Foto bij I

'PIEP PIEP PIEP,' mijn ouwe vijand maakt me wakker. Ik ga recht op zitten en rek me uit. Ik stap uit bed en kleed me snel om. Snel ren ik naar beneden waar niemand is. Ik sla mezelf voor mijn hoofd, het is de eerste dag van de zomervakantie. Ik zucht. Waarom was ik gister vergeten om de wekker uit te zetten. Ik loop naar de tv en zet hem aan. Ik zap alle kanalen langs, maar zie dat er niks bijzonders is. Ik doe met tegen zin de tv weer uit en loop naar de boekenkast. Allemaal boeken over weerwolven en verschillende roedels staan netjes op alfabetische volgorde gesorteerd. Ik pak er een met de naam " Black Stone pack". Al snel zit ik helmaal verdiept in het boek.
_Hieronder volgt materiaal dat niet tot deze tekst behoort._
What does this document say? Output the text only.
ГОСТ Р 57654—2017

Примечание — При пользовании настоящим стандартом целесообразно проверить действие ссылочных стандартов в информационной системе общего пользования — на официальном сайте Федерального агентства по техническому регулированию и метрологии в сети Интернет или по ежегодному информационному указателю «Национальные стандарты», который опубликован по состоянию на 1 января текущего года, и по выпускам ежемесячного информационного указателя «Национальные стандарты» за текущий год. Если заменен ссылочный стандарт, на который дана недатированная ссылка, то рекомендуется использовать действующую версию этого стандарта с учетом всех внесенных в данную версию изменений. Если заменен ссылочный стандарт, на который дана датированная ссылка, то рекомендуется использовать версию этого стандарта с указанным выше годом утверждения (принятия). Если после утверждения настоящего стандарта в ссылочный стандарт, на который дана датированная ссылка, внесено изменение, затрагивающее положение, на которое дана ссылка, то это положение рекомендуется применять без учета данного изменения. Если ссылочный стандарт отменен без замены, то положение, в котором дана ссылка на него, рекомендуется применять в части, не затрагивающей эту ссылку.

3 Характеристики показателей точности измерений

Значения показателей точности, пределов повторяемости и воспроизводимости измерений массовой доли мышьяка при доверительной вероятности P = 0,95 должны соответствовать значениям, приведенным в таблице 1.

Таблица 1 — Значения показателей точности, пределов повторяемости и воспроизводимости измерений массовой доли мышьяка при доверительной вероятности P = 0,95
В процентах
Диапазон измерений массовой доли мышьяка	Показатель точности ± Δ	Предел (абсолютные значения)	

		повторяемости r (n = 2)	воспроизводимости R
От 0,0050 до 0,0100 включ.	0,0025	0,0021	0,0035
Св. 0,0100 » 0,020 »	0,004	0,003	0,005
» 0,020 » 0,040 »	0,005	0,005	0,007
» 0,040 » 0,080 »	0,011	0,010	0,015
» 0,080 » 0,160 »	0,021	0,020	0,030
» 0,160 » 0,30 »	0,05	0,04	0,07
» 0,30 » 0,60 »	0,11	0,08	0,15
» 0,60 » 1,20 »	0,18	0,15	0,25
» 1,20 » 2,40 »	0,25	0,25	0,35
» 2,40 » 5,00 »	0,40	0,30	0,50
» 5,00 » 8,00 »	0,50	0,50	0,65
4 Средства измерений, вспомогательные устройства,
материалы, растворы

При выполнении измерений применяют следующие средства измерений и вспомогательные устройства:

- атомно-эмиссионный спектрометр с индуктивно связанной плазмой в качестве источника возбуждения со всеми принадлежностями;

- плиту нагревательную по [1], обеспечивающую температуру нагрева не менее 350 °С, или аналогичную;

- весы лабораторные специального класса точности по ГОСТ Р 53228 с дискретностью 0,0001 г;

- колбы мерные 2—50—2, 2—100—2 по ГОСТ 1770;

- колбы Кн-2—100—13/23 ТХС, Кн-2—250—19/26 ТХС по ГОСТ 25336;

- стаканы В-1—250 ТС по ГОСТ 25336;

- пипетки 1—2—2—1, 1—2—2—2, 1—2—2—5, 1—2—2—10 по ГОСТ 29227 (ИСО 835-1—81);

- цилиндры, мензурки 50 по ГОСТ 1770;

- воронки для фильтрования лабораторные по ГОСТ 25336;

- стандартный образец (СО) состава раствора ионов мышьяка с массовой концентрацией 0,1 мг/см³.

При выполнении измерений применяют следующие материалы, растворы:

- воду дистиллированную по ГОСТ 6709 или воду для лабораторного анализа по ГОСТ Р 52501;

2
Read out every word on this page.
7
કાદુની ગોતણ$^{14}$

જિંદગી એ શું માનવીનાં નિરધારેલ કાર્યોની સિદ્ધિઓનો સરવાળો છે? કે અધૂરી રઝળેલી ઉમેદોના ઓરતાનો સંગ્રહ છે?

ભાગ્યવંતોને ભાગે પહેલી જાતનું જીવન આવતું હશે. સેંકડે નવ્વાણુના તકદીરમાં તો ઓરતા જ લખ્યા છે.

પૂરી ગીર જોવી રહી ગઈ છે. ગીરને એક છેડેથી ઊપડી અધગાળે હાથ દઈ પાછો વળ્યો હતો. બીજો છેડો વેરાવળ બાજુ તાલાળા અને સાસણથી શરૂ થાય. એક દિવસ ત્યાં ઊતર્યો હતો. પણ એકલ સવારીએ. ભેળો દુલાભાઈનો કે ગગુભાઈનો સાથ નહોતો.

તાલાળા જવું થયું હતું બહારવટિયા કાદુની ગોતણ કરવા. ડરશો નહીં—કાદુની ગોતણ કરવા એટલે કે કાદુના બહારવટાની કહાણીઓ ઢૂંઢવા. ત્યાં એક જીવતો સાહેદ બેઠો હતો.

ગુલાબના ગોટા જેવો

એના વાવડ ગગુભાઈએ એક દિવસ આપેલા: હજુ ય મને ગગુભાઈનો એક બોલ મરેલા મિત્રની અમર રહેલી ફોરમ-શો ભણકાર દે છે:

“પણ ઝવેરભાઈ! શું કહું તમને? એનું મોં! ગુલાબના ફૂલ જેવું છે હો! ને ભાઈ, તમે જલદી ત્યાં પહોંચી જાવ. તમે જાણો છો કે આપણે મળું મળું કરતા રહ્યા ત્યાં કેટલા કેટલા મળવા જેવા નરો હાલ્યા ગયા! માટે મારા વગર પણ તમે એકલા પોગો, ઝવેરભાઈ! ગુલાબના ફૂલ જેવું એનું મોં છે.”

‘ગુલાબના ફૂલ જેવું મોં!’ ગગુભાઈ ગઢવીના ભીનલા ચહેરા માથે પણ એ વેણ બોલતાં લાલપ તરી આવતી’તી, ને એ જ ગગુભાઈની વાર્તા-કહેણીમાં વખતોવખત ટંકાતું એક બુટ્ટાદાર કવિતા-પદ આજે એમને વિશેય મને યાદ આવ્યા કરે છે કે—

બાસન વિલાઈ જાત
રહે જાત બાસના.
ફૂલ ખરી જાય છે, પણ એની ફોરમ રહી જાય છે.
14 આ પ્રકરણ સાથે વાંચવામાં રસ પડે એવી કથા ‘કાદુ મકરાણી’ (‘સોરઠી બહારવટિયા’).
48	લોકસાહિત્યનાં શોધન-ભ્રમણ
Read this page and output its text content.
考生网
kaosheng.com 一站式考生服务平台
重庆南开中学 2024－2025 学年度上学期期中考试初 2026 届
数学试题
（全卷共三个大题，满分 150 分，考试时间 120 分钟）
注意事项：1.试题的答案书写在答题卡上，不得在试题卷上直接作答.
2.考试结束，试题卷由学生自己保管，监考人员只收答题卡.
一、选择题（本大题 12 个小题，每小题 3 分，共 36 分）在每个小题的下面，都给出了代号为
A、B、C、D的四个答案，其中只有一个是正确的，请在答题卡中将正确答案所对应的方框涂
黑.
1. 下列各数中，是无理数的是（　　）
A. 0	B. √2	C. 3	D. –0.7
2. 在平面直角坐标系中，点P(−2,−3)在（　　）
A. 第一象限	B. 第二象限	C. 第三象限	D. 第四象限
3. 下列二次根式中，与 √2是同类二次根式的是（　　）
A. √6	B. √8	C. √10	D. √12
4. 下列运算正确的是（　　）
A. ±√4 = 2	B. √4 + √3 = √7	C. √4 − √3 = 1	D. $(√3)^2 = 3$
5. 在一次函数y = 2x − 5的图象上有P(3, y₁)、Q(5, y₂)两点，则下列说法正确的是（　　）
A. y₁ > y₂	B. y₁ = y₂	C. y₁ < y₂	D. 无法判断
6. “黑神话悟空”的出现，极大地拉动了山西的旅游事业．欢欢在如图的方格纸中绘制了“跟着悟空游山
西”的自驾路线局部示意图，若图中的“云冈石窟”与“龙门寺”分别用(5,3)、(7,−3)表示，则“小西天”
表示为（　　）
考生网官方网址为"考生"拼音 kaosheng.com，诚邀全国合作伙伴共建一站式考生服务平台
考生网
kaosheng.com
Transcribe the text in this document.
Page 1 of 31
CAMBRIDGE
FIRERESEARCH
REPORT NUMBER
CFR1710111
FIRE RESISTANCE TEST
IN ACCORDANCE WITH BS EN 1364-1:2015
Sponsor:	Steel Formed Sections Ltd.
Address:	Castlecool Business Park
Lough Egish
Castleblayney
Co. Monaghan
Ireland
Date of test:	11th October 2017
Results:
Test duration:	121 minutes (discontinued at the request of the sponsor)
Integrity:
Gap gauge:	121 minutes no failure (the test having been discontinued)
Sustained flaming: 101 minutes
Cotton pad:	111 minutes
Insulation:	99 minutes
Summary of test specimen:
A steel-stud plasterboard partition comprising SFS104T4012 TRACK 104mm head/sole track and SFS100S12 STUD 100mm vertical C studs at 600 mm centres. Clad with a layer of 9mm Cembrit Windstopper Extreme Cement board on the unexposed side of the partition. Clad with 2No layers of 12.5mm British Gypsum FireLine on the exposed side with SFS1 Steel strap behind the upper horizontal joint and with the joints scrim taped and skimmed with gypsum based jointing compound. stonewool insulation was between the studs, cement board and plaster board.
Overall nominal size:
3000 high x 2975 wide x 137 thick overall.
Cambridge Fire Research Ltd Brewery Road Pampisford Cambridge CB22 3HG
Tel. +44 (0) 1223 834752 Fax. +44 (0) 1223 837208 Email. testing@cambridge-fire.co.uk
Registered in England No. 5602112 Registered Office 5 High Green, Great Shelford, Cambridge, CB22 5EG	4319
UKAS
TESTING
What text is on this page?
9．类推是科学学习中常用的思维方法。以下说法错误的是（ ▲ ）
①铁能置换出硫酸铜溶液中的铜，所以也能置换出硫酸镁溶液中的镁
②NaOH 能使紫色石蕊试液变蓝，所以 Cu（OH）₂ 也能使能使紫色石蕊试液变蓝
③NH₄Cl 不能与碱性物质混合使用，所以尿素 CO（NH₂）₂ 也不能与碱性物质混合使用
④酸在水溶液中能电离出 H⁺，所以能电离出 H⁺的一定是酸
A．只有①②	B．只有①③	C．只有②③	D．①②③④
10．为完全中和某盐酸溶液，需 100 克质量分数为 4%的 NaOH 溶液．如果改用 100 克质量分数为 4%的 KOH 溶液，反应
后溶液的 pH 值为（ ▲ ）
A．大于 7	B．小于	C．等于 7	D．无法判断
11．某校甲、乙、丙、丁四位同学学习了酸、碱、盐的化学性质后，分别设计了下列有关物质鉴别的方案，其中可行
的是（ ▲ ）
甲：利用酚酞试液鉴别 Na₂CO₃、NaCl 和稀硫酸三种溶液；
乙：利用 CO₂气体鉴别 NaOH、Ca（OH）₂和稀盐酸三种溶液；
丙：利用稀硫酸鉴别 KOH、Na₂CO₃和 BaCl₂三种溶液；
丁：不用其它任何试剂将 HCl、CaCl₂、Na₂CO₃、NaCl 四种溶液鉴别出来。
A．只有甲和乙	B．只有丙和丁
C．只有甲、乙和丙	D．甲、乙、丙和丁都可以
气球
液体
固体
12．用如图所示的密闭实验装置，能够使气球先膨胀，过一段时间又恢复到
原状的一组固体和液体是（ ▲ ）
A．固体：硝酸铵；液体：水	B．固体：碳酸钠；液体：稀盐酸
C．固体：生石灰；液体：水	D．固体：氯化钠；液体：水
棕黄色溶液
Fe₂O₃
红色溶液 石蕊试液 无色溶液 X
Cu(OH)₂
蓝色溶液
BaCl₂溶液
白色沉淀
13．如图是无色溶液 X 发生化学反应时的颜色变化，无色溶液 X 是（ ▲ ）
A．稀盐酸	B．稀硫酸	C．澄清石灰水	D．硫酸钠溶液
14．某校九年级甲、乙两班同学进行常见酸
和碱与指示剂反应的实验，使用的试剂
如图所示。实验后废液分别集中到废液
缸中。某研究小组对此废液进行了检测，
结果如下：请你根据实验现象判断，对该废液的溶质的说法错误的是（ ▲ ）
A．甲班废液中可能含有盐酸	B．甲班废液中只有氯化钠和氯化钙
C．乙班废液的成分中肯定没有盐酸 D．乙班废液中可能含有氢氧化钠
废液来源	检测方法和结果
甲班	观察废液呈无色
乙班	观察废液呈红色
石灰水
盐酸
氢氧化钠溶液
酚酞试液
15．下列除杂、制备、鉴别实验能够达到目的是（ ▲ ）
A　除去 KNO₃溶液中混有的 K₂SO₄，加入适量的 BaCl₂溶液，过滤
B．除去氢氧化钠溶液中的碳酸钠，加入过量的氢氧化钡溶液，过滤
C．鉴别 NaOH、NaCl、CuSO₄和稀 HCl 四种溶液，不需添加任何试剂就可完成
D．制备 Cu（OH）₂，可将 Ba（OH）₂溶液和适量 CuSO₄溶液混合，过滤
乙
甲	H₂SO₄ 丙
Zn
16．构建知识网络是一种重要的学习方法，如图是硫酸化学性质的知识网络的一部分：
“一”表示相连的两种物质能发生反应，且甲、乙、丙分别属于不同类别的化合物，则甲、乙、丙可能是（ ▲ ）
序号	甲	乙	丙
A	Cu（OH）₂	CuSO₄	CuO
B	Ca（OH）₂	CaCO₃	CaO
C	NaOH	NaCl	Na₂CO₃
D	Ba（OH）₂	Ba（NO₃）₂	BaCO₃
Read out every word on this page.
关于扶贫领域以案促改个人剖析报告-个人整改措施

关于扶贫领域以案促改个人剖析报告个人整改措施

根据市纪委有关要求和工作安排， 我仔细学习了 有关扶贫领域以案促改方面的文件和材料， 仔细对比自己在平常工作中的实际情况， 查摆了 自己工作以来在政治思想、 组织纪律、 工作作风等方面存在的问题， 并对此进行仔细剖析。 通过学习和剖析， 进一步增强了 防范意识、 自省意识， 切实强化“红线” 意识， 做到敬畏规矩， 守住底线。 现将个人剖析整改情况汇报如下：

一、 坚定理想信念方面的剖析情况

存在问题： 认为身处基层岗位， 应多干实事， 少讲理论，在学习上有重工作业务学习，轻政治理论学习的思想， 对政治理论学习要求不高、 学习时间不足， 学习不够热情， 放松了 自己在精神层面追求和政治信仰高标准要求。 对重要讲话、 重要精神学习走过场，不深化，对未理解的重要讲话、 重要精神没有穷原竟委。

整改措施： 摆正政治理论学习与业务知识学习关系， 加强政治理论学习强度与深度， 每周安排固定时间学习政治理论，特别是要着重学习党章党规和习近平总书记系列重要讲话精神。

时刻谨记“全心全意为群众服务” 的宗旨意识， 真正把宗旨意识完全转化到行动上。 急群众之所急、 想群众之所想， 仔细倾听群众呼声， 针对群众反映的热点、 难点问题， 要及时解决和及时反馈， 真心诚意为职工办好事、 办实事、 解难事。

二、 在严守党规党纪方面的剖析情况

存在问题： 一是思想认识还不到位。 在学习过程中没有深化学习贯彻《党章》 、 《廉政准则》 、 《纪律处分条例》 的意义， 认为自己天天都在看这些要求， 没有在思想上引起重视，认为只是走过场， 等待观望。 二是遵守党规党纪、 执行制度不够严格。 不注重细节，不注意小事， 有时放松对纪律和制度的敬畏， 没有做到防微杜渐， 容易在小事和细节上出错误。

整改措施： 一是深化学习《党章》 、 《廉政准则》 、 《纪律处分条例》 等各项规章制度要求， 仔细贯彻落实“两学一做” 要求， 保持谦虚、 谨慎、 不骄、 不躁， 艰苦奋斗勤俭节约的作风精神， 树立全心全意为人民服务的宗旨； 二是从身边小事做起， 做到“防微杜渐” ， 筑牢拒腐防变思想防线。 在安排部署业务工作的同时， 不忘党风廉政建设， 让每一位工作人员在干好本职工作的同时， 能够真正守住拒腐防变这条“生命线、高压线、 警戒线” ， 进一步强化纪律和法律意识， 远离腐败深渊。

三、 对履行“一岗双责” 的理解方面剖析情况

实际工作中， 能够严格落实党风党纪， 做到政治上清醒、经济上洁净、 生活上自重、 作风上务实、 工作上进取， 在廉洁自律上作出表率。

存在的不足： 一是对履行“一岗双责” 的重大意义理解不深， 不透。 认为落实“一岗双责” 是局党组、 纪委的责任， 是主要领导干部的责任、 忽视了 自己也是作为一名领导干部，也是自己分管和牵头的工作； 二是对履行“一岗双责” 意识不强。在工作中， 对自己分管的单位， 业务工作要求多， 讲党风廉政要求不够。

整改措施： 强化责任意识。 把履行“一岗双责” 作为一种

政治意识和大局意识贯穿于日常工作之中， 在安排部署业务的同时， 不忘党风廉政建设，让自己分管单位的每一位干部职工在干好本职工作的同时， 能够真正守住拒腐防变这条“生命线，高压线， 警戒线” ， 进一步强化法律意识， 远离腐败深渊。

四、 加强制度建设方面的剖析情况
Plotseling klinkt er door de kamer:' Goedemorgen Elena!' Mijn vader staat in de deur openig. Ik let niet op hem en lees gewoon door. Hij gniffelt.
'Nooit heb ik een kind zo verdiept in een boek gezien.' Ik kijk even op van mijn boek en kijk hem met een grijns aan. Mijn vader is een aardig mens, altijd vrolijk, lief, zorgzaam en zo kun je nog een heel rijtje op noemen. Hij is een weerwolf, net zo als mij moeder. Zij is ook erg aardig maar wordt soms erg snel boos. Dat heb ik dus waarschijnlijk van haar ge erft.
'En, hoe gaat het.'
'Goed hoor met jouw?' Ik weet niet waarom maar zo begint altijd een gesprek met hem.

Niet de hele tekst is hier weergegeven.